Looking to the future
The number of public high school graduates in the United States will grow by 9 percent between 2000 and 2012, according to projections by the National Center for Education Statistics. But this growth will not occur everywhere. The number of high school graduates will increase in four New England states: by 16 percent in Connecticut, 10 percent in Rhode Island, 7 percent in Massachusetts and 6 percent in New Hampshire. But the number will decline by 16 percent in Vermont and by 12 percent in Maine.
Moreover, the students in New England's K-12 pipeline who are headed toward traditional college age increasingly come from low-income families. In five of the six New England states, the proportion of K-12 students approved for free or reduced-price school lunches (incomes less than 185 percent of poverty level) grew between 1993 and 2001. The increases were largest in Rhode Island (5 percent), Connecticut (2 percent) and Vermont (2 percent). Only in New Hampshire did the proportion of K-12 students approved for free or reduced-price school lunches decline during this period-and by less than 1 percent. (Nationally, the proportion of children approved for free or reduced price school lunches increased from 37 percent to 40 percent between 1993 and 2001.)

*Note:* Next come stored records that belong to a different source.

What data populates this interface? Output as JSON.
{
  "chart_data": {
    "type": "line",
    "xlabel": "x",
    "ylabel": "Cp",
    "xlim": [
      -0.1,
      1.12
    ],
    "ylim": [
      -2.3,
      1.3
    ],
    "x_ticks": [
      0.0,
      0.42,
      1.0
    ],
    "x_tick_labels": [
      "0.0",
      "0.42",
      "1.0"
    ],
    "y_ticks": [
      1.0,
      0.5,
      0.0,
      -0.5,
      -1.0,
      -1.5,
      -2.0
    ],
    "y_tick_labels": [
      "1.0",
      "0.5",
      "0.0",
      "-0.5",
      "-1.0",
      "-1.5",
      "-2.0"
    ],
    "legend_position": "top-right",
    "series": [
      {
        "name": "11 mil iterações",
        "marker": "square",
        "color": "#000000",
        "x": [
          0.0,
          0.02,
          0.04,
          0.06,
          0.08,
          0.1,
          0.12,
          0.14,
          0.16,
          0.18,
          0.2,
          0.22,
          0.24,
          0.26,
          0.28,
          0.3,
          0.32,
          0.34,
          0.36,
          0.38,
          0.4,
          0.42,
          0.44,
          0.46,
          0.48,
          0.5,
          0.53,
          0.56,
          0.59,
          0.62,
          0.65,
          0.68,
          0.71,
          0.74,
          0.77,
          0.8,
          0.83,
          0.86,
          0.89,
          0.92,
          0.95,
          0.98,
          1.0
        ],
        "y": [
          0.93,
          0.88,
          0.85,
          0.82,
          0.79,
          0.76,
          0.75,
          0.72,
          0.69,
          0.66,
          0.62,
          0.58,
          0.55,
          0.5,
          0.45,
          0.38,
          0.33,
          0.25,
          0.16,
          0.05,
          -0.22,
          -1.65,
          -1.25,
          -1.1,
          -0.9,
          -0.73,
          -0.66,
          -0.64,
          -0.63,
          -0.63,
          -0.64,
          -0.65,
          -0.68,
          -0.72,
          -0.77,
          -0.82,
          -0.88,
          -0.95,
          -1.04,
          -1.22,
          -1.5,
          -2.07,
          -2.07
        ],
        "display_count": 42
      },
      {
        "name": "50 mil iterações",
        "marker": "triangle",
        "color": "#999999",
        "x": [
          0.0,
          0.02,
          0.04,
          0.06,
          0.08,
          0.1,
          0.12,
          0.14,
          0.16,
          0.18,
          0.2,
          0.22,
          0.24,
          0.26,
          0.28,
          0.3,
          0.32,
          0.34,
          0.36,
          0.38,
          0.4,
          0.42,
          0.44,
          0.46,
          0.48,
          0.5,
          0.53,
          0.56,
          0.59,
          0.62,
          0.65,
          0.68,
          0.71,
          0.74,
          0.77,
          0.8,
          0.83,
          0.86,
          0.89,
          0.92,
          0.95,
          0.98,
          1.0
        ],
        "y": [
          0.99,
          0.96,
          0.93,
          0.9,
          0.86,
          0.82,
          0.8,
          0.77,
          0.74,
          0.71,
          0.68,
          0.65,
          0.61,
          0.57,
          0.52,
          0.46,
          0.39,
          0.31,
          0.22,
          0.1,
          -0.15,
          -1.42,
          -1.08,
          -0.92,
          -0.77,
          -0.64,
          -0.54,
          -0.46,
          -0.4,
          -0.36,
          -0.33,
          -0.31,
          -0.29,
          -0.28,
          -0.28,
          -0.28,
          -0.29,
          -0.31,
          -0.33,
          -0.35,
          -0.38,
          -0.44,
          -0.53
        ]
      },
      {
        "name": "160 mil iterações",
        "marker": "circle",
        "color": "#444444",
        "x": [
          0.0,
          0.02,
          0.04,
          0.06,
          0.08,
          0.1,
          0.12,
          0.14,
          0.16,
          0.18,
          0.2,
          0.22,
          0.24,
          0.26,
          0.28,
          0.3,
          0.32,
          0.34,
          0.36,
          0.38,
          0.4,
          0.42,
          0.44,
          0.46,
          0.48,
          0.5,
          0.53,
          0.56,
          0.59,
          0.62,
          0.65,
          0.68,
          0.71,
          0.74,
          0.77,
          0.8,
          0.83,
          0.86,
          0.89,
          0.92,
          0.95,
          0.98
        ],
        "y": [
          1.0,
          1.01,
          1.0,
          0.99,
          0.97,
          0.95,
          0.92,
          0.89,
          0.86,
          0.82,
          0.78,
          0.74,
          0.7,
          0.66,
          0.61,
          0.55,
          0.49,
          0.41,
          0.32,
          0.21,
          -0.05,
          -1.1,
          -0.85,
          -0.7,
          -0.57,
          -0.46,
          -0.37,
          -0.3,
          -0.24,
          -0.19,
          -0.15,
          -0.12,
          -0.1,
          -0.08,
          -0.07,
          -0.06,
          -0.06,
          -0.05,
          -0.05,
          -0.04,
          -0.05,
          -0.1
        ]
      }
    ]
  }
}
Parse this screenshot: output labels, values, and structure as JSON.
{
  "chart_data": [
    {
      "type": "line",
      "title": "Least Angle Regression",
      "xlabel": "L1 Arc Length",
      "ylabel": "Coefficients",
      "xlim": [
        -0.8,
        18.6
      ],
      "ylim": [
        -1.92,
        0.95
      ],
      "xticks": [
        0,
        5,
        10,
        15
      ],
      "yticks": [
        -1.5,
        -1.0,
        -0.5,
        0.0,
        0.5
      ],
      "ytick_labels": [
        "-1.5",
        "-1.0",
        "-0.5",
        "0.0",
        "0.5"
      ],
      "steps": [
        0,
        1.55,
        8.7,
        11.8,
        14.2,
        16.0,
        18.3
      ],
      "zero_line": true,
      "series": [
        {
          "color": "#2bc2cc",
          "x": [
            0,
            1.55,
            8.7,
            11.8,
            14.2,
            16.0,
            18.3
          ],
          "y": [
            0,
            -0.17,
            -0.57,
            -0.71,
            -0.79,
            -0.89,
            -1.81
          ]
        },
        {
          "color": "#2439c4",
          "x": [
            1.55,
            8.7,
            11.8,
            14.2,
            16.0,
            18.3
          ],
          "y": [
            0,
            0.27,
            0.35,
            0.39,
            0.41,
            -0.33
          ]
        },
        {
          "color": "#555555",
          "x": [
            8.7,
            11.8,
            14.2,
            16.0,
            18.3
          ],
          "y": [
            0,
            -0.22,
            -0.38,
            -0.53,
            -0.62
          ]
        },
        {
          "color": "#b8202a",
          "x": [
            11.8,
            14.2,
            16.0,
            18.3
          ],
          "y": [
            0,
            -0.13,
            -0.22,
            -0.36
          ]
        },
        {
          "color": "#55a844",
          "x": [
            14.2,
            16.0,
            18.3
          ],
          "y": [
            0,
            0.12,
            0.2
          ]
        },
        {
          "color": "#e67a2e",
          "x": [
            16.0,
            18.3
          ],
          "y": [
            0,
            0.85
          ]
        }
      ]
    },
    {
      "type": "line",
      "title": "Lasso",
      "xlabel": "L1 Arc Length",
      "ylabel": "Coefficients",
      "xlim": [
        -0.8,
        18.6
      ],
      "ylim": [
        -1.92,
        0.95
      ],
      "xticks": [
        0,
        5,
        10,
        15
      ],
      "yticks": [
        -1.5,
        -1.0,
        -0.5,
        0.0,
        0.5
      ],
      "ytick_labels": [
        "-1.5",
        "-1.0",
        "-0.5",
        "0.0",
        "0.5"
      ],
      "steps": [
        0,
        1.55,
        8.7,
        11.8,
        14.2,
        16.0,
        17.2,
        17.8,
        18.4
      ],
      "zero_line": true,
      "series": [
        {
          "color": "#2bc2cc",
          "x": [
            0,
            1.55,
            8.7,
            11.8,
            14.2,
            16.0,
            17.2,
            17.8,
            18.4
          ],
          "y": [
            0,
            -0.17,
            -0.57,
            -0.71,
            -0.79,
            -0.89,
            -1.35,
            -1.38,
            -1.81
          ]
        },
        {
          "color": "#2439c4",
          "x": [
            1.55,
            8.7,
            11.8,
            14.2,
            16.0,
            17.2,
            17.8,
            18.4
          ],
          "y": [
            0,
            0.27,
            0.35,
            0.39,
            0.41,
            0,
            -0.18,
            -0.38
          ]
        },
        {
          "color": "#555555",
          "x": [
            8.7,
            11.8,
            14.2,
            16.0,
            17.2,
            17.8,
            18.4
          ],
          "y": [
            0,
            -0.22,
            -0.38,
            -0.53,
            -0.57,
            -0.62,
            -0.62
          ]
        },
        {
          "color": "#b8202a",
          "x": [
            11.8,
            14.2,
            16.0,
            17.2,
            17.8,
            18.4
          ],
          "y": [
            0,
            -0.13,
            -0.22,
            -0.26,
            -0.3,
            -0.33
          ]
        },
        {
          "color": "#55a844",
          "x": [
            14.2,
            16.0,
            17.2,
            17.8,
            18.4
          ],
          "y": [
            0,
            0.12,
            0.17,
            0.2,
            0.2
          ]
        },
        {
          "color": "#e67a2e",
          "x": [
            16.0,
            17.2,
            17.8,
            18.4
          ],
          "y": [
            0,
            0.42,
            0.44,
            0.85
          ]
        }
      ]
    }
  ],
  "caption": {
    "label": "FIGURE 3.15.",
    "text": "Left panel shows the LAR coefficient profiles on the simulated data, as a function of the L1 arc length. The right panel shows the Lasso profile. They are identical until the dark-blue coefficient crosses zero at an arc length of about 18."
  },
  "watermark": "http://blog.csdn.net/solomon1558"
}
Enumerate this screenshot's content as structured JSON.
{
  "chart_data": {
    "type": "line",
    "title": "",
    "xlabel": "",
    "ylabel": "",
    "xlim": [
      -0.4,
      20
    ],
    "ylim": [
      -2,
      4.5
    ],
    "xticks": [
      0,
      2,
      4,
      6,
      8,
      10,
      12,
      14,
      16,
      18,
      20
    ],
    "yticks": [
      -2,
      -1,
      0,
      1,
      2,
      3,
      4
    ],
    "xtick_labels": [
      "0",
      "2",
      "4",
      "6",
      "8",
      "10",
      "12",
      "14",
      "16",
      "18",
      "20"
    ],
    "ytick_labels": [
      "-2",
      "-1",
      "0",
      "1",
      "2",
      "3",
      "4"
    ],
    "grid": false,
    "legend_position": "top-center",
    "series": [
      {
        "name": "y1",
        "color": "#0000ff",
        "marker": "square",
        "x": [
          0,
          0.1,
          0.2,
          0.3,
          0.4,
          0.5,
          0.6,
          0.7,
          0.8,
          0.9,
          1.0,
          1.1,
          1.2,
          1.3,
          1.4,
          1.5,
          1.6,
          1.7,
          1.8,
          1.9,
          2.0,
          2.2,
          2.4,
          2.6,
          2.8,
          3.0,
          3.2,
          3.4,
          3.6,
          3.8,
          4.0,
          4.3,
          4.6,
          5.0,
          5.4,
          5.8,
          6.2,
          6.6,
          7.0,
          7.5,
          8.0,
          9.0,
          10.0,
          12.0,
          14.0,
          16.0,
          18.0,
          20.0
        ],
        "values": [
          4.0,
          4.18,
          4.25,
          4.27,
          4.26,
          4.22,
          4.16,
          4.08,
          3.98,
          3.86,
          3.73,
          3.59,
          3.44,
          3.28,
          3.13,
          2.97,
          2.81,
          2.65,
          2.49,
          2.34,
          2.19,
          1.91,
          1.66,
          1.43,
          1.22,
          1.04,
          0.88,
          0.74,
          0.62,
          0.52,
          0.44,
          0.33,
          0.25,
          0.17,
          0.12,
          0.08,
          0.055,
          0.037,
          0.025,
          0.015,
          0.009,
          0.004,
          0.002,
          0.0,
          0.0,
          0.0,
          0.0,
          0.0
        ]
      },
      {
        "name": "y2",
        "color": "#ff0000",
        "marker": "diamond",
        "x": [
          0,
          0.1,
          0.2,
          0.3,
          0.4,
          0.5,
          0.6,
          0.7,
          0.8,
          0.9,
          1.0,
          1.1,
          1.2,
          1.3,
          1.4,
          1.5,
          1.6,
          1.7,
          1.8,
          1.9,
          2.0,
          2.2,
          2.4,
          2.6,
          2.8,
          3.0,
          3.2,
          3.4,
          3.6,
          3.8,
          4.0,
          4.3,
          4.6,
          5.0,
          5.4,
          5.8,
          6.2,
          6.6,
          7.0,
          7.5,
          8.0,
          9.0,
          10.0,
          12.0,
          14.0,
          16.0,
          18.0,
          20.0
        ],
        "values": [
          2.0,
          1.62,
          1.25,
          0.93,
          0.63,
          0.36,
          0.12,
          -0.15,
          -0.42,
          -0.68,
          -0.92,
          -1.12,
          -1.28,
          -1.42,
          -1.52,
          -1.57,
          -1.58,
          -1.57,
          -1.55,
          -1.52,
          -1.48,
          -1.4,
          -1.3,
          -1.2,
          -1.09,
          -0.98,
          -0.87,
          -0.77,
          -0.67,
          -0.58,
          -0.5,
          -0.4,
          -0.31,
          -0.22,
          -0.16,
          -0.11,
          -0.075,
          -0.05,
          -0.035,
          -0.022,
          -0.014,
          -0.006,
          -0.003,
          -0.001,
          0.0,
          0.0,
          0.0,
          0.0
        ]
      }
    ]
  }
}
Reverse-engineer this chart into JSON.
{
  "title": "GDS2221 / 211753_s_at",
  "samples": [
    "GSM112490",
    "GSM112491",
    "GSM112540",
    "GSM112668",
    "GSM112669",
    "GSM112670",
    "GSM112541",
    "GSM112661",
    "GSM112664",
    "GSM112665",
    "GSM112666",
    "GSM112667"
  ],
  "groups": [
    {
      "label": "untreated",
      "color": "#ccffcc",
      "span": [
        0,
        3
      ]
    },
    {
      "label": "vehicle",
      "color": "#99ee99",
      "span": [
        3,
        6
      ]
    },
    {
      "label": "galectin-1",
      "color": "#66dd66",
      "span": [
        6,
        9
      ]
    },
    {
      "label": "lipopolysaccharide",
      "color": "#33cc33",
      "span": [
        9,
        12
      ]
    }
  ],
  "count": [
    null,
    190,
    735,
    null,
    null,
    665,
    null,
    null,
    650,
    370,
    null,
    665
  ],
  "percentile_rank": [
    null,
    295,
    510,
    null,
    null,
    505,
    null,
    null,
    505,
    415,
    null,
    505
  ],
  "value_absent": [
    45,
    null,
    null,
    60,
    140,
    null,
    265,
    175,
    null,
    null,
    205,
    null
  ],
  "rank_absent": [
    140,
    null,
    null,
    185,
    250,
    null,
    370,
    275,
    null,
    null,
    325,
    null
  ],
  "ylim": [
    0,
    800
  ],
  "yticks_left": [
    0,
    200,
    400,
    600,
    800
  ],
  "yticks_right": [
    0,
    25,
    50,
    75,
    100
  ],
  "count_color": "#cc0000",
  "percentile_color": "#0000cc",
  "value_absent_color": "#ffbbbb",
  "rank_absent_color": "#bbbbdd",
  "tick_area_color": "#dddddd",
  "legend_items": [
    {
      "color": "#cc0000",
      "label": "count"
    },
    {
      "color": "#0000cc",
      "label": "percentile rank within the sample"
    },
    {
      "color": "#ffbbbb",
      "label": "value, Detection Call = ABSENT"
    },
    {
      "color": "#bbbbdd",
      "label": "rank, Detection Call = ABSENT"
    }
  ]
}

Meanwhile, state investment in higher education in New England is very modest due to the strength of the private sector of higher education. State and local governments in New England spend less of their tax resources on higher education than any other region of the country. In fiscal 2003, New Hampshire ranked 50th among the states in state tax "effort"-state tax fund appropriations per $1,000 of state personal income-in support of higher education. Massachusetts ranked 49th; Vermont, 48th; Connecticut, 47th; Rhode Island, 46th; and Maine, 31st.
Nevertheless, all the New England states have been reducing their state higher education investment effort over the past 25 years. New Hampshire, for example, reduced its investment effort by 50 percent between fiscal 1978 and fiscal 2003. Rhode Island's investment declined by 48 percent, Vermont's by 48 percent, Massachusetts's by 37 percent, Connecticut's by 33 percent, and Maine's by 5 percent. The current state budget climates suggest substantial further reductions in investment in higher education and attendant tuition increases at public campuses.
With growing populations of low-income students headed toward college age and sharp increases in public college charges, state policies in New England must focus on need-based student financial aid.
There is no more essential responsibility for states than preserving higher education's contribution to New England's prosperity. Institutions, both public and private, will raise tuition charges to students and their families to finance the delivery of educational services. Most students will require need-based financial aid to pay these costs. How well states help them to do so will determine a large part of New England's future prosperity in the Human Capital Economy.
Thomas G. Mortenson is an Iowa-based higher education policy analyst and publisher of "Postsecondary Education Opportunity. "He is senior scholar with the Pell Institute for the Study of Opportunity in Higher Education in Washington, D. C.